Earlier SSDs also had some general difficulties. For example, it was difficult for them to sustain a certain level of performance (write or read). Because of the write endurance limitation, manufacturers offered fairly short warranties.
Over time, the manufacturers developed new techniques and technologies to address these limitations, but there was still some apprehension around the drives, particularly in the enterprise world.
Addressing these observations led manufacturers to produce a better SSD that they call the "enterprise SSD." At a high level, the typical benefits of an enterprise SSD include the following:
- Higher performance
- More consistent performance
- Protection of DRAM-stored data in the event of a power loss
- Stronger error correction code (ECC)
- Consistent and persistent quality of service
- Lengthier warranty
- Greater level of endurance
- Greater level of over provisioning
Of course, enterprise SSD drives cost more than a consumer grade SSD, but it's a trade for features you get in the enterprise SSD. Moreover, enterprise SSDs can potentially come in a variety of interfaces including SAS. Note that the definition of an enterprise SSD is not based on the drive interface.
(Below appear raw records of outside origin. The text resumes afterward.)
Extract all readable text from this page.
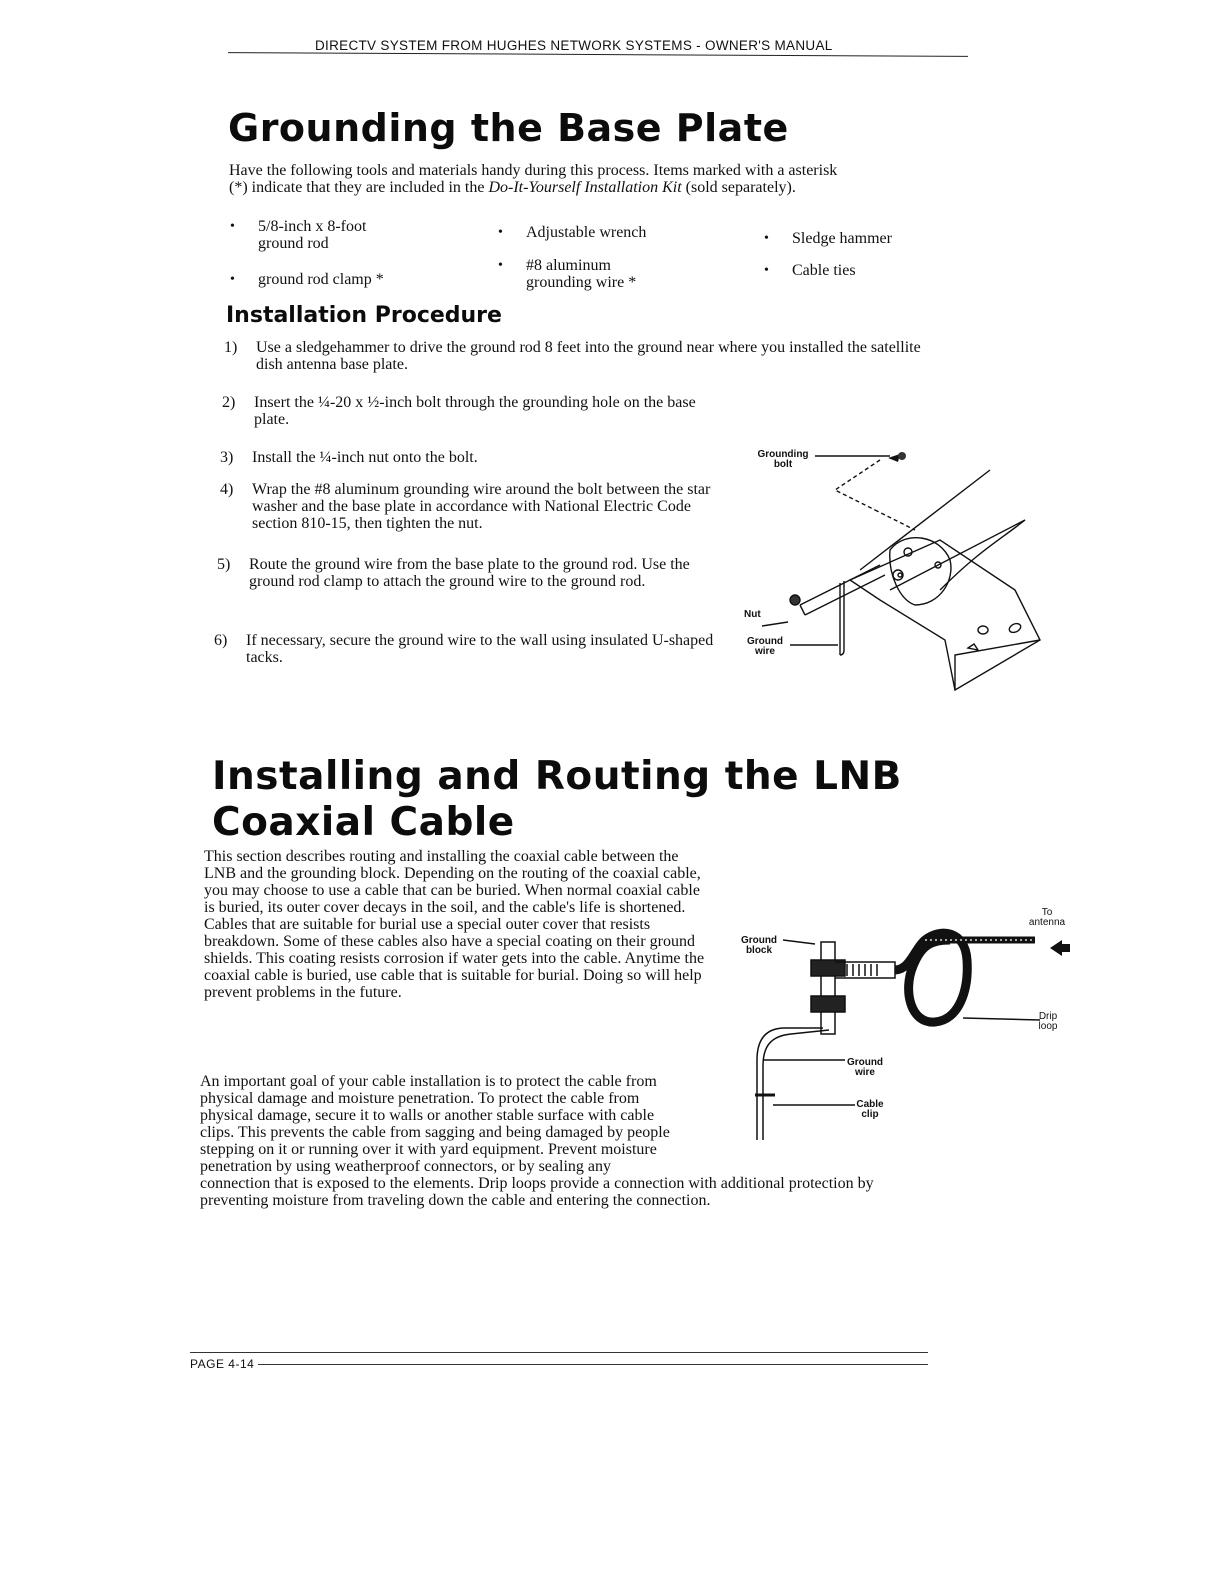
DIRECTV SYSTEM FROM HUGHES NETWORK SYSTEMS - OWNER'S MANUAL
Grounding the Base Plate
Have the following tools and materials handy during this process. Items marked with a asterisk
(*) indicate that they are included in the Do-It-Yourself Installation Kit (sold separately).
• 5/8-inch x 8-foot ground rod
• ground rod clamp *
• Adjustable wrench
• #8 aluminum grounding wire *
• Sledge hammer
• Cable ties
Installation Procedure
1) Use a sledgehammer to drive the ground rod 8 feet into the ground near where you installed the satellite dish antenna base plate.
2) Insert the ¼-20 x ½-inch bolt through the grounding hole on the base plate.
3) Install the ¼-inch nut onto the bolt.
4) Wrap the #8 aluminum grounding wire around the bolt between the star washer and the base plate in accordance with National Electric Code section 810-15, then tighten the nut.
5) Route the ground wire from the base plate to the ground rod. Use the ground rod clamp to attach the ground wire to the ground rod.
6) If necessary, secure the ground wire to the wall using insulated U-shaped tacks.
Grounding bolt
Nut
Ground wire
Installing and Routing the LNB
Coaxial Cable
This section describes routing and installing the coaxial cable between the LNB and the grounding block. Depending on the routing of the coaxial cable, you may choose to use a cable that can be buried. When normal coaxial cable is buried, its outer cover decays in the soil, and the cable's life is shortened. Cables that are suitable for burial use a special outer cover that resists breakdown. Some of these cables also have a special coating on their ground shields. This coating resists corrosion if water gets into the cable. Anytime the coaxial cable is buried, use cable that is suitable for burial. Doing so will help prevent problems in the future.
An important goal of your cable installation is to protect the cable from physical damage and moisture penetration. To protect the cable from physical damage, secure it to walls or another stable surface with cable clips. This prevents the cable from sagging and being damaged by people stepping on it or running over it with yard equipment. Prevent moisture penetration by using weatherproof connectors, or by sealing any connection that is exposed to the elements. Drip loops provide a connection with additional protection by preventing moisture from traveling down the cable and entering the connection.
Ground block
To antenna
Drip loop
Ground wire
Cable clip
PAGE 4-14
One of the key features of the enterprise SSDs is endurance.
Enterprise SSD Endurance
There are two industry standard bodies for SSDs that have defined what endurance means for enterprise SSD. These are, (1) the Joint Electron Device Engineering Council (JEDEC), and (2) the Storage Networking Industry Association (SNIA). Each of these two organizations have published specifications for endurance (JEDEC) and performance (SNIA) to distinguish between consumer SSDs and enterprise SSDs.
An important consideration in these standards is the data usage models for consumer and enterprise SSDs. Consumer SSDs are tested with consumer applications. This also means they are not tested in a 24/7 scenario since that is very, very uncommon in the consumer world. In contrast, enterprise SSDs are tested with enterprise applications and are tested in a 24/7 environment that one would encounter in a data center.
In JEDEC 218 and 219, consumer and enterprise data usage models are defined. For enterprise SSDs, JESD 218A defines the data usage model as 24 hours per day at 55° C with three months of retention at 40° C. In contrast, in JESD 218A, consumer data usage is defined as eight hours per day at 40° C with one year of retention at 30° C. These data usage models are very different from one another.
Manufacturers have improved the endurance of enterprise SSDs over time using various techniques including wear-leveling algorithms, over-provisioning and self-healing. Over-provisioning is a very common technique used in SSDs that can ultimately help wear leveling and improve endurance. Enterprise SSDs typically reserve a greater percentage of the NAND flash than consumer drives. In turn this allows enterprise SSDs to use lower-endurance NAND Flash options including multilevel cell MLC, 3D NAND and triple-level-cell (TLC). These are lower-cost options that help keep the price down despite the increase in over-provisioning.
Typically you will see SSD endurance described with one of two terms. The first is full drive writes per day (DWPD) for a certain warranty period. If you have a 100 GB SSD with a DWPD specified as one (one full drive write per day) then it can handle 100GB of data being written to it every day for the warranty period. If the DWPD was 10, then it could handle 1TB of data being written to the drive every day for the warranty period.
The second term that describes SSD endurance is terabytes written (TBW). This describes how much data can be written to the drive over the life of the drive. A larger number indicates that the endurance is better than a drive with a smaller TBW number.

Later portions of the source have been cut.